Один единый для всех шаблон в привилегиях, как в той же Британии, где над нацией витал дух несправедливости и некомпетентности в рационировании времен Первой мировой войны, отсутствовал даже в отношении «соотечественников арийцев». В Германии начали с трех базовых категорий: «обычные потребители», «занятые на тяжелых работах» и «занятые на очень тяжелых». Дополнительные оговорки делались для трудящихся посменно или ночью. Отдельно стояли малыши, дети в возрасте 6–18 лет, беременные женщины и кормящие матери, а кроме того, больные. К апрелю 1945 г. список разросся до шестнадцати различных категорий; в городах с населением свыше 10 000 жителей даже собакам полагались отбросы в соответствии со степенью полезности.
Система распределения основывалась на исследованиях в области питания. В 1937 г. объектом изучения выступали триста пятьдесят рабочих семей, в результате чего авторы вывели среднее необходимое потребление в 2750 калорий на человека ежедневно. В дальнейшем работа продолжилась, и под влиянием заинтересованных сторон картина претерпела изменения. Из Берлина зазвучали тревожные голоса о том, как бы нехватка протеина и жиров не вызвала бесплодие у девушек в подростковом и юношеском возрасте, что пошло бы во вред проводимой режимом политике поощрения рождаемости. Женщины воспользовались этим и заговорили о том, что, когда трудно прокормить имеющихся детей, нет смысла рожать новых. Глава Национал-социалистической народной благотворительности Эрих Хильгенфельдт настоял на введении программы «поддержки семьи» – выплат бедным семьям с целью помочь им выйти на должные нормы продовольственного потребления. На практике, однако, «поддержка семьи» отличалась изрядной скромностью, и задача ее состояла в том, чтобы не дать беднякам из немцев умереть с голоду, но при этом не нарушить «естественный порядок» меритократического социального отбора. То был механизм государственного распределения, нацеленный на обеспечение общественных потребностей, при этом никогда даже не пытавшийся выглядеть социалистическим или уравнительным[114].

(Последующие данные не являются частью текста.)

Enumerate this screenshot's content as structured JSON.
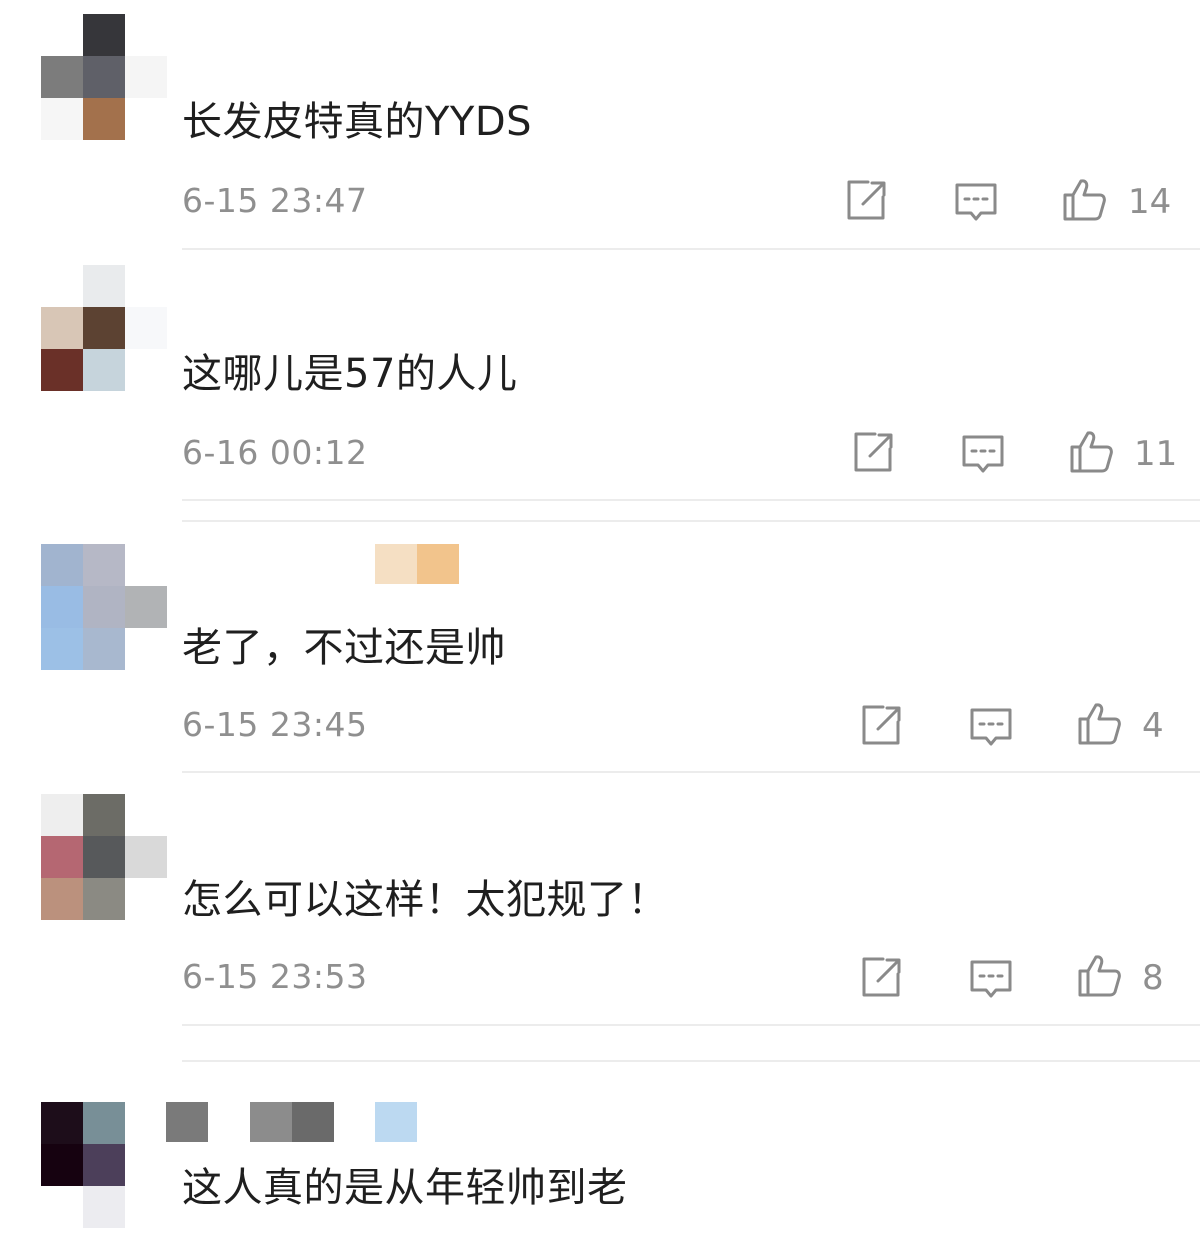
{
  "comments": [
    {
      "text": "长发皮特真的YYDS",
      "time": "6-15 23:47",
      "likes": "14"
    },
    {
      "text": "这哪儿是57的人儿",
      "time": "6-16 00:12",
      "likes": "11"
    },
    {
      "text": "老了，不过还是帅",
      "time": "6-15 23:45",
      "likes": "4"
    },
    {
      "text": "怎么可以这样！太犯规了！",
      "time": "6-15 23:53",
      "likes": "8"
    },
    {
      "text": "这人真的是从年轻帅到老"
    }
  ],
  "icons": {
    "share": "share-icon",
    "reply": "comment-icon",
    "like": "thumbs-up-icon"
  },
  "colors": {
    "text": "#1f1f1f",
    "meta": "#8f8f8f",
    "divider": "#ececec"
  }
}
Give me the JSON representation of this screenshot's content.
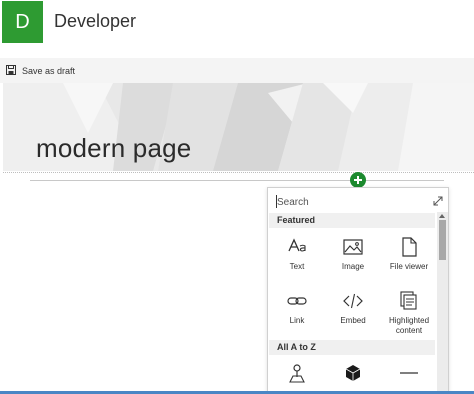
{
  "header": {
    "site_initial": "D",
    "site_title": "Developer"
  },
  "command_bar": {
    "save_draft_label": "Save as draft"
  },
  "page": {
    "title": "modern page"
  },
  "toolbox": {
    "search_placeholder": "Search",
    "featured_label": "Featured",
    "featured_items": [
      {
        "label": "Text",
        "icon": "text-icon"
      },
      {
        "label": "Image",
        "icon": "image-icon"
      },
      {
        "label": "File viewer",
        "icon": "file-viewer-icon"
      },
      {
        "label": "Link",
        "icon": "link-icon"
      },
      {
        "label": "Embed",
        "icon": "embed-icon"
      },
      {
        "label": "Highlighted content",
        "icon": "highlighted-content-icon"
      }
    ],
    "az_label": "All A to Z",
    "az_items": [
      {
        "icon": "map-pin-icon"
      },
      {
        "icon": "cube-icon"
      },
      {
        "icon": "divider-icon"
      }
    ]
  },
  "colors": {
    "brand": "#2e9b32",
    "add_button": "#1c8a2e"
  }
}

Скоро немцы неизбежно осознали несправедливость системы. При положенных им 4200 калорий в день рабочие в промышленности, занятые на «очень тяжелом труде», получали по максимуму. Не подлежавшие призыву как «незаменимые», такие люди имели высокую квалификацию, и индустрия, прежде всего крупные оборонные заводы, не хотели их терять. Подобные фирмы и компании могли рассчитывать на содействие Германского трудового фронта и местного гауляйтера, поэтому без особого труда продвигали своих рабочих в «высшую лигу» потребителей. Так называемые белые воротнички из всевозможных бюро, торговых контор и тому подобных заведений не пользовались поддержкой, оказываемой работающим в военно-промышленном комплексе, и наряду со специалистами из среднего класса получали стандартную норму в 2400 калорий как «обычные потребители». Авторы исследований данного вопроса по заказу Германского трудового фронта еще в сентябре 1939 г. предупреждали, что карточная система поднимет уровень потребления у одной половины населения и снизит – у другой. Перераспределение ресурсов среди взрослых граждан произошло в том числе и от более старших к более молодым: сравнения данных по состоянию на декабрь 1937 г. и февраль 1942 г. в отношении 1774 лиц позволили установить, что работающие мужчины в возрасте 55–60 лет и женщины – 60–65 лет теряли вес, тогда как 20–30-летние мужчины и 20–35-летние женщины, напротив, набирали его. Материальное процветание молодых отражалось и в ослаблении контроля над ними со стороны социума и семьи[115].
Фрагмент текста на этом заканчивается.